Paper No. 5
Presentation Time: 9:00 AM


WHITE, Joseph Clancy, Earth Sciences, University of New Brunswick, 2 Bailey Dr, Fredericton, NB E3B 5A3, Canada, HADIZADEH, Jafar, Geography & Geosciences, University of Louisville, Louisville, KY 40292-0001 and KENNEDY, Lori A., Earth & Ocean Sciences, University of British Columbia, 6339 Stores Rd, Vancouver, BC V6T1Z4, Canada,

Amorphous silicate phases formed during frictional sliding have been observed in a variety of experimental and natural situations. In known conditions of high-velocity slip of bare rock surfaces, amorphous material has been associated with formation of a gel phase during frictional displacement. Contrasting the latter are amorphous phases produced at aseismic slip rates. In this study we document the textures of amorphous material within precursor gouges of igneous material (Westerly granite, Mt. St. Helens dacite). The synthetic Westerly granite gouge is deformed experimentally at bulk displacement rates of 1-10 μm /s and the MSH gouge is formed during extrusion of crystallized volcanic domes at 1-6 m/day.

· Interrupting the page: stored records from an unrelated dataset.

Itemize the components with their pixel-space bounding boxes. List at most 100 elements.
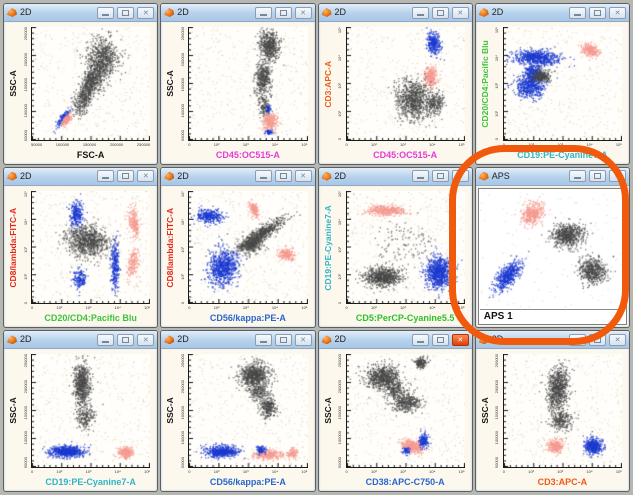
maximize-icon[interactable] — [274, 6, 292, 19]
x-axis-label[interactable]: CD38:APC-C750-A — [365, 477, 445, 487]
minimize-icon[interactable] — [569, 6, 586, 19]
x-axis-label[interactable]: CD19:PE-Cyanine7-A — [45, 477, 136, 487]
scatter-canvas[interactable] — [346, 354, 465, 467]
window-titlebar[interactable]: 2D ✕ — [475, 331, 629, 350]
scatter-plot[interactable] — [31, 27, 151, 141]
close-icon[interactable]: ✕ — [294, 170, 312, 183]
maximize-icon[interactable] — [589, 6, 606, 19]
window-titlebar[interactable]: 2D ✕ — [318, 331, 472, 350]
y-axis-label[interactable]: SSC-A — [165, 397, 176, 425]
scatter-plot[interactable] — [345, 354, 465, 468]
window-titlebar[interactable]: 2D ✕ — [4, 4, 158, 22]
close-icon[interactable]: ✕ — [609, 6, 626, 19]
x-axis-label[interactable]: CD56/kappa:PE-A — [209, 477, 286, 487]
y-axis-label[interactable]: SSC-A — [165, 70, 176, 98]
scatter-canvas[interactable] — [189, 354, 308, 467]
close-icon[interactable]: ✕ — [137, 333, 155, 346]
x-axis-label[interactable]: CD5:PerCP-Cyanine5.5 — [355, 313, 455, 324]
scatter-plot[interactable] — [188, 354, 308, 468]
window-title: 2D — [20, 7, 32, 17]
x-axis-ticks: 0 10² 10³ 10⁴ 10⁵ — [345, 469, 465, 474]
scatter-plot[interactable] — [188, 190, 308, 305]
minimize-icon[interactable] — [254, 6, 272, 19]
scatter-canvas[interactable] — [503, 27, 622, 140]
close-icon[interactable]: ✕ — [451, 333, 469, 346]
maximize-icon[interactable] — [431, 170, 449, 183]
window-titlebar[interactable]: 2D ✕ — [318, 4, 472, 22]
minimize-icon[interactable] — [254, 333, 272, 346]
scatter-canvas[interactable] — [32, 354, 151, 467]
window-title: 2D — [20, 334, 32, 345]
close-icon[interactable]: ✕ — [609, 333, 626, 346]
maximize-icon[interactable] — [117, 333, 135, 346]
window-titlebar[interactable]: 2D ✕ — [161, 331, 315, 350]
maximize-icon[interactable] — [589, 170, 606, 183]
scatter-plot[interactable] — [345, 27, 465, 141]
scatter-canvas[interactable] — [189, 190, 308, 304]
maximize-icon[interactable] — [117, 170, 135, 183]
x-axis-label[interactable]: CD19:PE-Cyanine7-A — [517, 149, 608, 160]
y-axis-label[interactable]: CD8/lambda:FITC-A — [165, 207, 176, 288]
minimize-icon[interactable] — [254, 170, 272, 183]
scatter-canvas[interactable] — [346, 190, 465, 304]
y-axis-label[interactable]: CD8/lambda:FITC-A — [8, 207, 18, 288]
scatter-plot[interactable] — [502, 354, 622, 468]
maximize-icon[interactable] — [274, 170, 292, 183]
close-icon[interactable]: ✕ — [294, 6, 312, 19]
window-titlebar[interactable]: 2D ✕ — [475, 4, 629, 22]
maximize-icon[interactable] — [431, 333, 449, 346]
scatter-canvas[interactable] — [189, 27, 308, 140]
minimize-icon[interactable] — [569, 333, 586, 346]
y-axis-label[interactable]: SSC-A — [479, 397, 490, 425]
y-axis-label[interactable]: CD19:PE-Cyanine7-A — [322, 204, 333, 291]
y-axis-label[interactable]: SSC-A — [8, 70, 18, 98]
minimize-icon[interactable] — [411, 333, 429, 346]
x-axis-label[interactable]: FSC-A — [76, 149, 105, 160]
window-titlebar[interactable]: 2D ✕ — [161, 4, 315, 22]
x-axis-label[interactable]: CD3:APC-A — [537, 477, 588, 487]
y-axis-label[interactable]: SSC-A — [322, 397, 333, 425]
scatter-plot[interactable] — [31, 354, 151, 468]
minimize-icon[interactable] — [569, 170, 586, 183]
maximize-icon[interactable] — [274, 333, 292, 346]
minimize-icon[interactable] — [97, 170, 115, 183]
scatter-canvas[interactable] — [346, 27, 465, 140]
window-titlebar[interactable]: 2D ✕ — [161, 167, 315, 186]
minimize-icon[interactable] — [411, 6, 429, 19]
scatter-canvas[interactable] — [479, 189, 625, 309]
close-icon[interactable]: ✕ — [294, 333, 312, 346]
scatter-plot[interactable] — [345, 190, 465, 305]
window-titlebar[interactable]: 2D ✕ — [318, 167, 472, 186]
window-title: 2D — [177, 334, 189, 345]
minimize-icon[interactable] — [97, 333, 115, 346]
maximize-icon[interactable] — [589, 333, 606, 346]
scatter-canvas[interactable] — [32, 27, 151, 140]
scatter-plot[interactable] — [31, 190, 151, 305]
window-titlebar[interactable]: 2D ✕ — [4, 167, 158, 186]
maximize-icon[interactable] — [117, 6, 135, 19]
window-titlebar[interactable]: 2D ✕ — [4, 331, 158, 350]
scatter-canvas[interactable] — [503, 354, 622, 467]
x-axis-label[interactable]: CD56/kappa:PE-A — [209, 313, 286, 324]
minimize-icon[interactable] — [411, 170, 429, 183]
y-axis-label[interactable]: CD20/CD4:Pacific Blu — [479, 40, 490, 128]
close-icon[interactable]: ✕ — [137, 6, 155, 19]
close-icon[interactable]: ✕ — [451, 6, 469, 19]
y-axis-label[interactable]: CD3:APC-A — [322, 60, 333, 108]
x-axis-label[interactable]: CD45:OC515-A — [373, 149, 438, 160]
scatter-plot[interactable] — [502, 27, 622, 141]
minimize-icon[interactable] — [97, 6, 115, 19]
close-icon[interactable]: ✕ — [137, 170, 155, 183]
maximize-icon[interactable] — [431, 6, 449, 19]
close-icon[interactable]: ✕ — [451, 170, 469, 183]
scatter-plot[interactable] — [188, 27, 308, 141]
plot-window: 2D ✕ SSC-A 250000 200000 150000 100000 50000… — [3, 3, 159, 165]
window-titlebar[interactable]: APS ✕ — [475, 167, 629, 186]
window-title: APS — [491, 170, 510, 181]
x-axis-label[interactable]: CD20/CD4:Pacific Blu — [44, 313, 137, 324]
scatter-canvas[interactable] — [32, 190, 151, 304]
close-icon[interactable]: ✕ — [609, 170, 626, 183]
y-axis-label[interactable]: SSC-A — [8, 397, 18, 425]
x-axis-label[interactable]: CD45:OC515-A — [215, 149, 280, 160]
scatter-plot[interactable] — [479, 189, 625, 309]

Although both the experimental and natural gouges have undergone extensive normal cataclasis and grain size reduction, their most striking feature is the grain size zonation that forms multiple bands. In both cases, the textural zonation is defined by discrete, sharp surfaces at which amorphous to ultrafine-grained material is juxtaposed with coarser grained host gouge. The development of the amorphous material is established by analytical transmission electron microscopy of focussed ion-beam cross-sections that enable spatial association to be maintained. The sharp interfaces are interpreted as localized rapid slip surfaces formed during localizing within a bulk strain-hardening system; that is, transient seismic or near-seismic instabilities within aseismic deformation zones. Whereas the underlying kinematic symmetry is monoclinic, the grain size asymmetry may be linked to asymmetry of stresses at propagating crack tips. The various informal reports of similar textural zonation in natural and experimentally derived pseudotachylyte, although produced by melting as opposed to solid-state amorphization, points to this structure having a more common occurrence than formally reported and can serve as an indicator of stick-slip.